According to the indictment, Van der Zwaan lied about his contacts with Trump campaign official Richard Gates and a Ukraine-based business associate of both Gates and former Trump campaign chairman Paul Manafort. He then tried to cover his tracks by deleting emails that the special counsel’s office had requested, CNN reports.
The businessman han been identified as Konstantin Kilimnik, a former Russian intelligence officer and a longtime associate of Gates and Manafort.
In a court filing last week, prosecutors allege that Van Der Zwaan and Gates knowingly had discussions with Kilimnik during the final months of the election. Prosecutors said the communication “was pertinent to the investigation.”
Prosecutor Andrew Weissman said Van Der Zwaan, the son-in-law of a Russian oligarch, is in “an unusual position of having information related” to the Russia probe that “is not widely known — including information that he knows first-hand due to his role in the conduct the Office is investigating.”
Several other Trump campaign associates have also pleaded guilty to various charges stemming from the special counsel investigation, including Gates, former Trump campaign adviser George Papadopoulos and former White House national security adviser Michael Flynn.
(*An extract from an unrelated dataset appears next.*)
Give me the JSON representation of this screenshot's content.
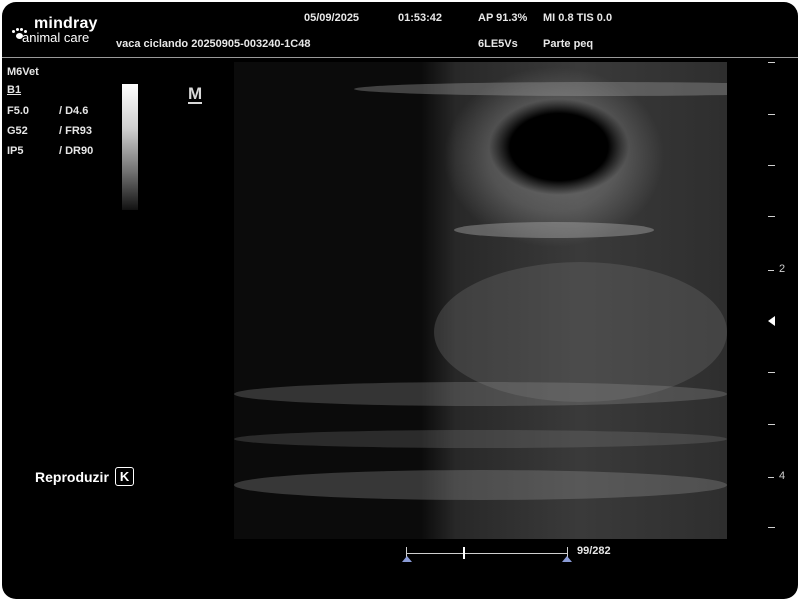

They are all cooperating with prosecutors.
According to Mueller’s team, Van Der Zwaan worked closely with Manafort and Gates on the report, which defended the handling of Tymoshenko’s trial by the Russia-aligned government of former Ukrainian president Viktor Yanukovych. The State Department criticized the report as a deceptive assessment of the Yanukovych government’s conduct and Mueller’s team has accused Manafort and Gates of funneling $4 million to secretly pay for it.
Skadden, a powerful New York law firm, has said it fired Van Der Zwaan last year and is cooperating with the investigation.
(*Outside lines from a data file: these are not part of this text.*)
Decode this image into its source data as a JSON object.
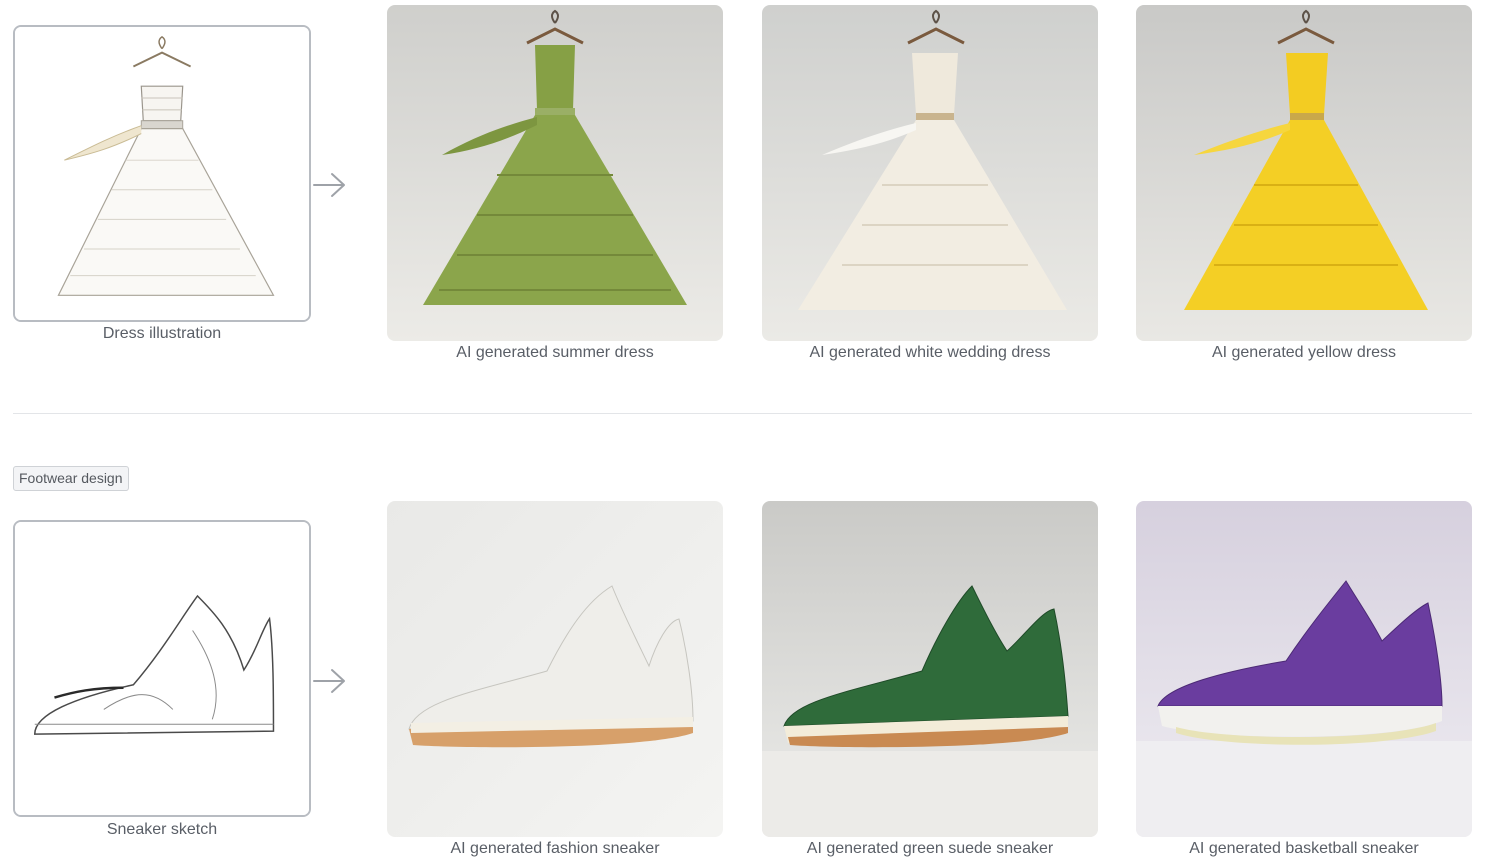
{
  "rows": [
    {
      "source": {
        "label": "Dress illustration",
        "icon": "dress-sketch"
      },
      "results": [
        {
          "label": "AI generated summer dress",
          "color": "#8ea44a"
        },
        {
          "label": "AI generated white wedding dress",
          "color": "#efe9dc"
        },
        {
          "label": "AI generated yellow dress",
          "color": "#f4cf25"
        }
      ]
    },
    {
      "section_tag": "Footwear design",
      "source": {
        "label": "Sneaker sketch",
        "icon": "sneaker-sketch"
      },
      "results": [
        {
          "label": "AI generated fashion sneaker",
          "color": "#eeeee9"
        },
        {
          "label": "AI generated green suede sneaker",
          "color": "#2f6b3a"
        },
        {
          "label": "AI generated basketball sneaker",
          "color": "#6a3d9f"
        }
      ]
    }
  ],
  "icons": {
    "arrow": "arrow-right-icon"
  }
}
Van Der Zwaan’s precise value to the Mueller investigation remains unclear.
But Weissman in his Monday filing asked Judge Amy Berman Jackson to limit public access to his case records, arguing that “requests filed by someone with non-public information could, themselves, suggest to third parties investigative facts that are otherwise not widely known.”
Van der Zwaan was the fourth guilty plea in the Mueller investigation after Trump campaign aide George Papadopoulos and former national security adviser Michael Flynn pleaded guilty to lying to investigators last year, and an online supplier of fake usernames pleaded guilty to identity fraud in February. Gates later took a plea deal and has been cooperating with investigators.
Unlike other defendants, Van der Zwaan did not enter into an ongoing cooperation agreement with the special counsel’s office.